Repressão policial marca protestos contra legado negativo da Olimpíada

Foto Kettling

 

A ARTIGO 19 condena veementemente as violações e ilegalidades cometidas contra manifestantes que se reuniram nesta sexta-feira (5) no Rio de Janeiro e São Paulo para protestar e denunciar o legado negativo provocado pela realização dos Jogos Olímpicos no país.

Cerca de uma semana antes do início dos Jogos, diversos movimentos sociais e organizações da sociedade civil publicaram uma carta pública exigindo a garantia do direito de manifestação durante a realização do megaevento. Contudo, as primeiras manifestações realizadas foram marcadas pelas ilegalidades e repressão generalizada praticadas pelas forças de segurança pública do país.

No Rio de Janeiro, a manifestação que aconteceu nas proximidades do Maracanã foi marcada pela presença ostensiva e massiva de policiais, sendo evidente a desproporcionalidade do efetivo policial comparado ao número total de manifestantes. De forma abusiva, policiais tentaram impedir que o trajeto original fosse seguido em diversos momentos e pelo menos duas detenções foram registradas.

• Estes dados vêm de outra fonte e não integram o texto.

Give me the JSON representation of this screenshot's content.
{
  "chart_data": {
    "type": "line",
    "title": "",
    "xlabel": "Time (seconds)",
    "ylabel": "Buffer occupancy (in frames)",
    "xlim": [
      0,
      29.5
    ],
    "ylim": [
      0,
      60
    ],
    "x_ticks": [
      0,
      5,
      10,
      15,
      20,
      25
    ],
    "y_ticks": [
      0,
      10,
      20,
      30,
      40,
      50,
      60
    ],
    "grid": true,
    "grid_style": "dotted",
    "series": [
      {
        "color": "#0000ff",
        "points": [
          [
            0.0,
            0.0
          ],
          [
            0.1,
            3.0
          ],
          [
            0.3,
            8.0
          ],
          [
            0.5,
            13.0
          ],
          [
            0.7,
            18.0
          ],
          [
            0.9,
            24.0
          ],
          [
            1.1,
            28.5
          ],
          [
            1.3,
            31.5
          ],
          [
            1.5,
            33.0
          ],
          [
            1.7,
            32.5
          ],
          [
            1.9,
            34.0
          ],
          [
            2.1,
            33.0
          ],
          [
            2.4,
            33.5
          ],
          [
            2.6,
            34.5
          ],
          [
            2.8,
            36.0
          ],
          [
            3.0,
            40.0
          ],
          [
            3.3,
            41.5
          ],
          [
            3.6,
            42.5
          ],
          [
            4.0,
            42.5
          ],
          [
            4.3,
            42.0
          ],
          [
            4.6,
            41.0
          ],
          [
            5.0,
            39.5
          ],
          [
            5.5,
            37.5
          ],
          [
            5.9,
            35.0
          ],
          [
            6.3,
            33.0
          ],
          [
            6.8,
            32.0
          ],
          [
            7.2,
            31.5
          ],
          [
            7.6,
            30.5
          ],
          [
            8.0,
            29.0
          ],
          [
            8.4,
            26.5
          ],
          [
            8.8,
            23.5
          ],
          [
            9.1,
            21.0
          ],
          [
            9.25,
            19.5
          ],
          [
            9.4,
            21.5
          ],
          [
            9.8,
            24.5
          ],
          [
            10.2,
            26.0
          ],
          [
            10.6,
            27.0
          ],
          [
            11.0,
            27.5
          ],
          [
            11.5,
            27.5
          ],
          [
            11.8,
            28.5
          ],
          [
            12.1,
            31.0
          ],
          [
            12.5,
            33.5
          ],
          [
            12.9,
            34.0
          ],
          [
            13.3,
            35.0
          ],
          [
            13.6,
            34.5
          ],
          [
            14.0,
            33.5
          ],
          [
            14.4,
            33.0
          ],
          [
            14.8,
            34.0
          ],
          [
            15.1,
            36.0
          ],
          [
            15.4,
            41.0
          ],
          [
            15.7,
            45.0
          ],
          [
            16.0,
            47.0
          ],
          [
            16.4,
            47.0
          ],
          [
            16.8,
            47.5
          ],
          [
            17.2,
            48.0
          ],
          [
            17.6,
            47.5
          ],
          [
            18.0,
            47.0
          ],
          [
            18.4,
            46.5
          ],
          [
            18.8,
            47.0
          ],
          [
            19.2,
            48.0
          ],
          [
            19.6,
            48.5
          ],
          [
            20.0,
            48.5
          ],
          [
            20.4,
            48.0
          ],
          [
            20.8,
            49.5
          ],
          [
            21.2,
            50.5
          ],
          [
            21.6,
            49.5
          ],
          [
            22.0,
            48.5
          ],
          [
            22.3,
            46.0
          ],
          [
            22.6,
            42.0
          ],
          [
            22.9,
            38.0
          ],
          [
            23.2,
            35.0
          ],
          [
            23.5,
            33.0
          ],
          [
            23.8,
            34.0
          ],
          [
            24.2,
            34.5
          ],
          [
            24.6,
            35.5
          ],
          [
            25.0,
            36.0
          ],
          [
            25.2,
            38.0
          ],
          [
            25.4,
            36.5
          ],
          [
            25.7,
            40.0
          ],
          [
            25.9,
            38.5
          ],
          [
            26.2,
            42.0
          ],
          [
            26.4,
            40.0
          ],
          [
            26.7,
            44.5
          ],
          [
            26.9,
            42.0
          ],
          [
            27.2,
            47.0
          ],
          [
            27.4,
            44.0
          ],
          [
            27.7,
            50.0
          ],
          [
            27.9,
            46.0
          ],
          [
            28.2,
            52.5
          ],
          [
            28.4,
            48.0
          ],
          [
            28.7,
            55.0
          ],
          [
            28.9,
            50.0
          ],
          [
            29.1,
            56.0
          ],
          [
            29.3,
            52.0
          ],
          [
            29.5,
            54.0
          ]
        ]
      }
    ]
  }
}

No final do protesto, já na praça Afonso Pena, a polícia decidiu dispersar os manifestantes de forma violenta e sem justificativa alguma. Imagens da manifestação que circulam nas redes sociais mostram policiais agredindo manifestantes e fazendo uso de forma desnecessária, desproporcional e indiscriminada de armamentos menos letais, como sprays de pimenta e bombas de gás lacrimogêneo, que atingiram não somente manifestantes como também transeuntes e crianças que se encontravam na região.

Em São Paulo, o protesto que já havia sido marcado nas redes sociais há pelo menos uma semana foi duramente reprimido. Os manifestantes que partiram do vão do Masp, na Avenida Paulista, foram obrigados a deixar o percurso originalmente decidido e seguir pela rua Augusta. Assim que entraram na rua, foram surpreendidos pela realização da tática denominada Caldeirão de Hamburgo, com muitos manifestantes sendo agredidos, imobilizados e confinados durante horas e, posteriormente, levados em dois ônibus à 78ª Delegacia de Polícia de São Paulo. É importante mencionar que esta técnica é amplamente criticada pelos organismos internacionais e expressamente proibida pelo próprio Manual de Controle de Distúrbios Civis da Policia Militar de São Paulo.

Segundo advogados que acompanharam o protesto, 105 manifestantes, em sua maioria adolescentes, foram detidos e em seguida liberados. A ARTIGO 19 aponta que este número extremamente alto evidencia por si só a ilegalidade e fragilidade dessas prisões, uma vez que não havia qualquer evidência de cometimento de crime. É preciso ressaltar que encaminhar alguém à delegacia sem nenhum indício de ilegalidade apenas para averiguar  se o indivíduo era um suspeito ou estava fazendo algo ilícito não encontra respaldo no ordenamento jurídico brasileiro, constituindo assim uma prática abusiva e ilegal.

Aproximadamente 15 adolescentes que foram detidos e estavam sem seus documentos foram encaminhados para a Fundação Casa. O advogado Guilherme Perisse, do  coletivo Advogados Ativistas, acompanhou os adolescentes e criticou a ação da polícia. “Esta foi uma ação ilegal. A policia não tinha nada contra os adolescentes, de forma que não existe justificativa para esse tipo de conduta. Mais uma vez é uma forma que a polícia aproveita de utilizar a legislação protetiva para realizar uma violência moral contra os manifestantes”.

Entre as justificativas para reprimir o protesto, a polícia alega que não houve notificação formal aos órgãos públicos para a ocorrência da manifestação. Entretanto, é necessário esclarecer que os organismos internacionais vêm apontando que a exigência de um aviso prévio não pode ser excessivamente burocrática e que a ausência de notificação não deve servir como pretexto para se dispersar um protestos de rua. Além disso, a ARTIGO 19 defende que a internet constitui um meio legítimo de notificação, uma vez que atualmente as redes sociais exercem um papel preponderante na organização e mobilização de protestos e funcionam como uma convocatória pública.

A violência e repressão presentes nas manifestações do dia 5 evidenciam que a liberdade de expressão está longe de ser garantida no país. A ARTIGO 19 faz um apelo urgente para que os órgãos de segurança pública brasileiros apurem as ilegalidades cometidas e cumpram com o seu dever de garantir o direito de manifestação.